WATCH VIDEO: These tiny, bloodsucking pests are making a comeback, infesting homes and hotels nationwide.
You might think that politicians have enough on their plates trying to fix the economy, fighting wars in Iraq and Afghanistan, dealing with humanitarian crises in Haiti and Pakistan, and other matters of national import.
But money talks, especially in politics, and a tiny bug is causing a big ruckus on Capitol Hill:
Today, Members of Congress, representatives from federal agencies, academic bed bug experts, the National Pest Management Association (NPMA), other industries and victims of bed bug infestations will gather at the Capitol Visitor Center in Washington, D.C. to participate in the “Don’t Let Bed Bugs Bite” Congressional Forum organized by Representative G.K. Butterfield (D-NC).
The event, sponsored by the National Pest Management Association (NPMA), “will offer insights from the professional pest control industry about the extent of the bed bug problem, what the industry is doing to combat it and what the federal government can do to assist Americans whose lives are impacted by this pest.”
How serious is the bed bug problem?
The situation is dire, according to Missy Henriksen, vice president of public affairs for the NPMA: “Bed bugs are no longer a pest of the past or characters in a nursery rhyme, rather they are a real and serious problem. They have invaded not only residences, but public places as well. While our industry is committed to effectively eliminating the bed bug problem, federal intervention is also necessary. This Forum is a crucial first step.”

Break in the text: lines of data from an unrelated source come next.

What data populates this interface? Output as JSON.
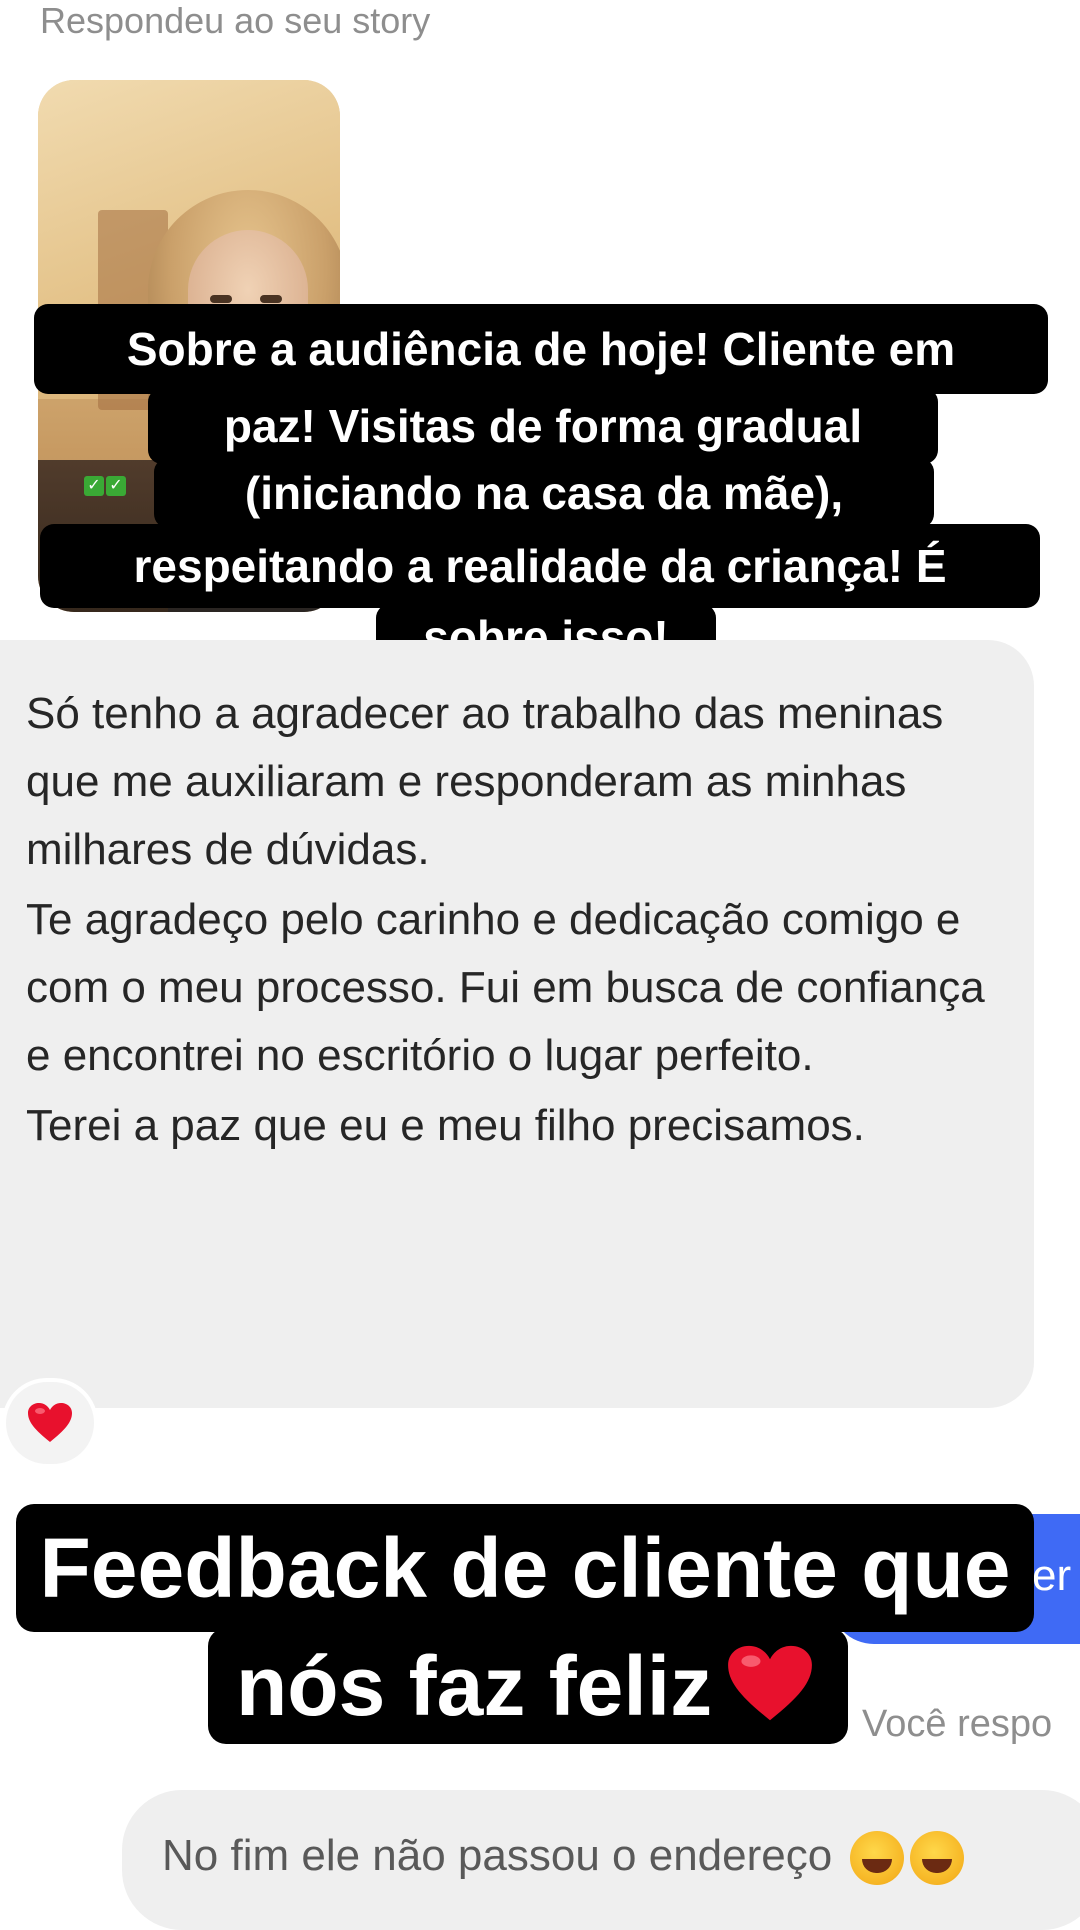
{
  "story_reply": {
    "label": "Respondeu ao seu story",
    "caption_lines": [
      "Sobre a audiência de hoje! Cliente em",
      "paz! Visitas de forma gradual",
      "(iniciando na casa da mãe),",
      "respeitando a realidade da criança! É",
      "sobre isso!"
    ],
    "check_emojis": "✅✅"
  },
  "message": {
    "paragraphs": [
      "Só tenho a agradecer ao trabalho das meninas que me auxiliaram e responderam as minhas milhares de dúvidas.",
      "Te agradeço pelo carinho e dedicação comigo e com o meu processo. Fui em busca de confiança e encontrei no escritório o lugar perfeito.",
      "Terei a paz que eu e meu filho precisamos."
    ],
    "reaction_icon": "red-heart"
  },
  "sticker": {
    "line1": "Feedback de cliente que",
    "line2": "nós faz feliz",
    "heart_icon": "red-heart"
  },
  "sent": {
    "peek_text": "er",
    "replied_label": "Você respo"
  },
  "reply": {
    "text": "No fim ele não passou o endereço",
    "emoji_icon": "face-with-tears-of-joy"
  }
}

Representative Butterfield agreed, saying that the bed bug threat “not only jeopardizes public health and safety, but also threatens commerce by creating disincentives to travel and engage in activities like riding public transportation or going to the movies.”

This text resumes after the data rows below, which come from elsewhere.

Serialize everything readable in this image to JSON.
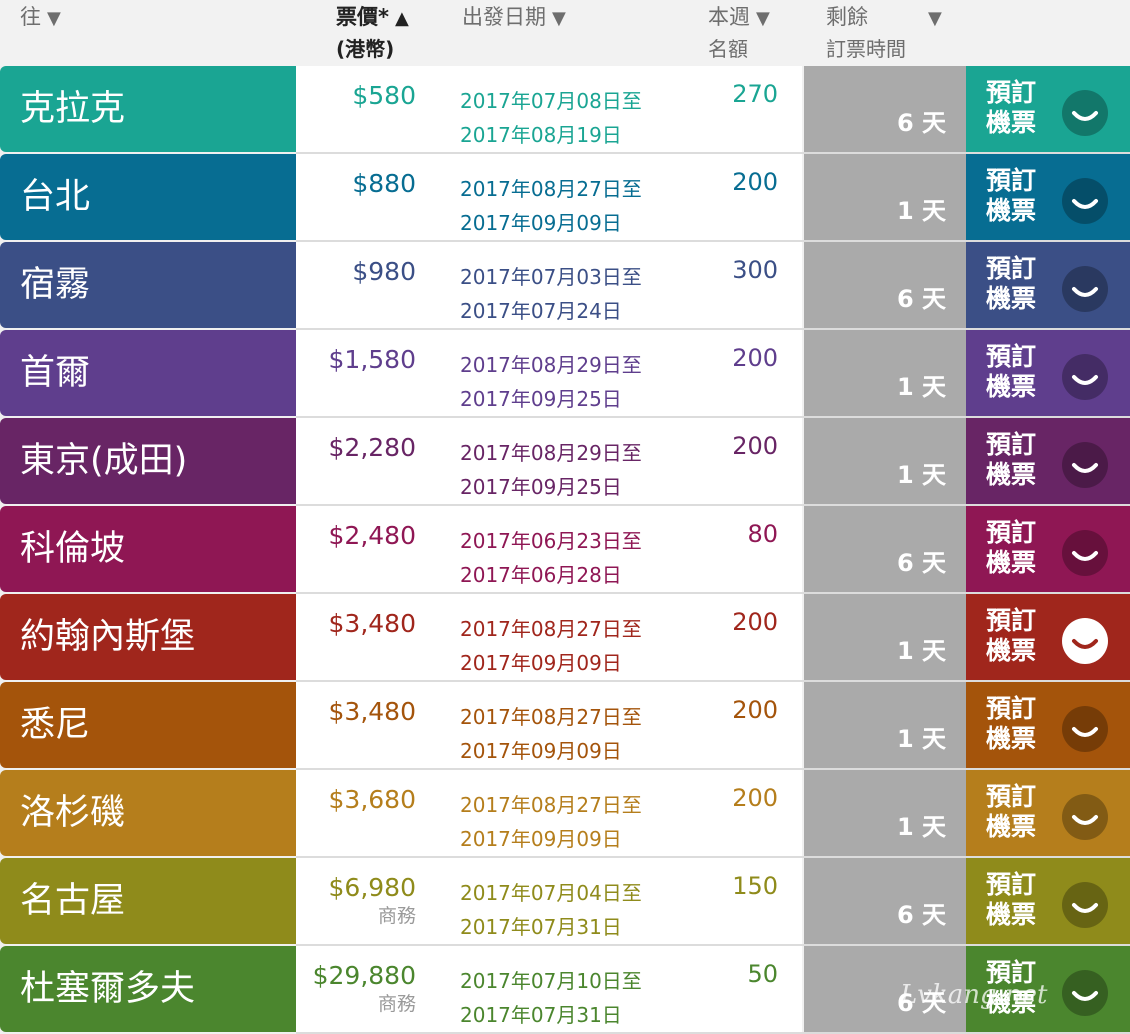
{
  "header": {
    "destination": "往",
    "price": "票價*",
    "price_unit": "(港幣)",
    "date": "出發日期",
    "quota_line1": "本週",
    "quota_line2": "名額",
    "remain_line1": "剩餘",
    "remain_line2": "訂票時間",
    "sort_desc_icon": "▼",
    "sort_asc_icon": "▲"
  },
  "book_label_line1": "預訂",
  "book_label_line2": "機票",
  "rows": [
    {
      "dest": "克拉克",
      "price": "$580",
      "note": "",
      "date_from": "2017年07月08日至",
      "date_to": "2017年08月19日",
      "quota": "270",
      "remain": "6 天",
      "color": "#1aa593",
      "text_color": "#1aa593",
      "active": false
    },
    {
      "dest": "台北",
      "price": "$880",
      "note": "",
      "date_from": "2017年08月27日至",
      "date_to": "2017年09月09日",
      "quota": "200",
      "remain": "1 天",
      "color": "#076d92",
      "text_color": "#076d92",
      "active": false
    },
    {
      "dest": "宿霧",
      "price": "$980",
      "note": "",
      "date_from": "2017年07月03日至",
      "date_to": "2017年07月24日",
      "quota": "300",
      "remain": "6 天",
      "color": "#3b4f86",
      "text_color": "#3b4f86",
      "active": false
    },
    {
      "dest": "首爾",
      "price": "$1,580",
      "note": "",
      "date_from": "2017年08月29日至",
      "date_to": "2017年09月25日",
      "quota": "200",
      "remain": "1 天",
      "color": "#5f3e8d",
      "text_color": "#5f3e8d",
      "active": false
    },
    {
      "dest": "東京(成田)",
      "price": "$2,280",
      "note": "",
      "date_from": "2017年08月29日至",
      "date_to": "2017年09月25日",
      "quota": "200",
      "remain": "1 天",
      "color": "#682565",
      "text_color": "#682565",
      "active": false
    },
    {
      "dest": "科倫坡",
      "price": "$2,480",
      "note": "",
      "date_from": "2017年06月23日至",
      "date_to": "2017年06月28日",
      "quota": "80",
      "remain": "6 天",
      "color": "#8f1754",
      "text_color": "#8f1754",
      "active": false
    },
    {
      "dest": "約翰內斯堡",
      "price": "$3,480",
      "note": "",
      "date_from": "2017年08月27日至",
      "date_to": "2017年09月09日",
      "quota": "200",
      "remain": "1 天",
      "color": "#a0261c",
      "text_color": "#a0261c",
      "active": true
    },
    {
      "dest": "悉尼",
      "price": "$3,480",
      "note": "",
      "date_from": "2017年08月27日至",
      "date_to": "2017年09月09日",
      "quota": "200",
      "remain": "1 天",
      "color": "#a4540b",
      "text_color": "#a4540b",
      "active": false
    },
    {
      "dest": "洛杉磯",
      "price": "$3,680",
      "note": "",
      "date_from": "2017年08月27日至",
      "date_to": "2017年09月09日",
      "quota": "200",
      "remain": "1 天",
      "color": "#b57e1c",
      "text_color": "#b57e1c",
      "active": false
    },
    {
      "dest": "名古屋",
      "price": "$6,980",
      "note": "商務",
      "date_from": "2017年07月04日至",
      "date_to": "2017年07月31日",
      "quota": "150",
      "remain": "6 天",
      "color": "#8f8b1b",
      "text_color": "#8f8b1b",
      "active": false
    },
    {
      "dest": "杜塞爾多夫",
      "price": "$29,880",
      "note": "商務",
      "date_from": "2017年07月10日至",
      "date_to": "2017年07月31日",
      "quota": "50",
      "remain": "6 天",
      "color": "#4b862e",
      "text_color": "#4b862e",
      "active": false
    }
  ],
  "watermark": "Lvkang.net"
}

While no one doubts that bed bug infestations have been a problem in some areas (and for the hotel industry in particular), there seems to be no data showing a national decline in the use of public transportation or theater attendance attributed to bed bugs.
The panel will discuss the medical, financial, and even “emotional” impact of bed bugs to help politicians decide how to spend federal monies on the little monsters.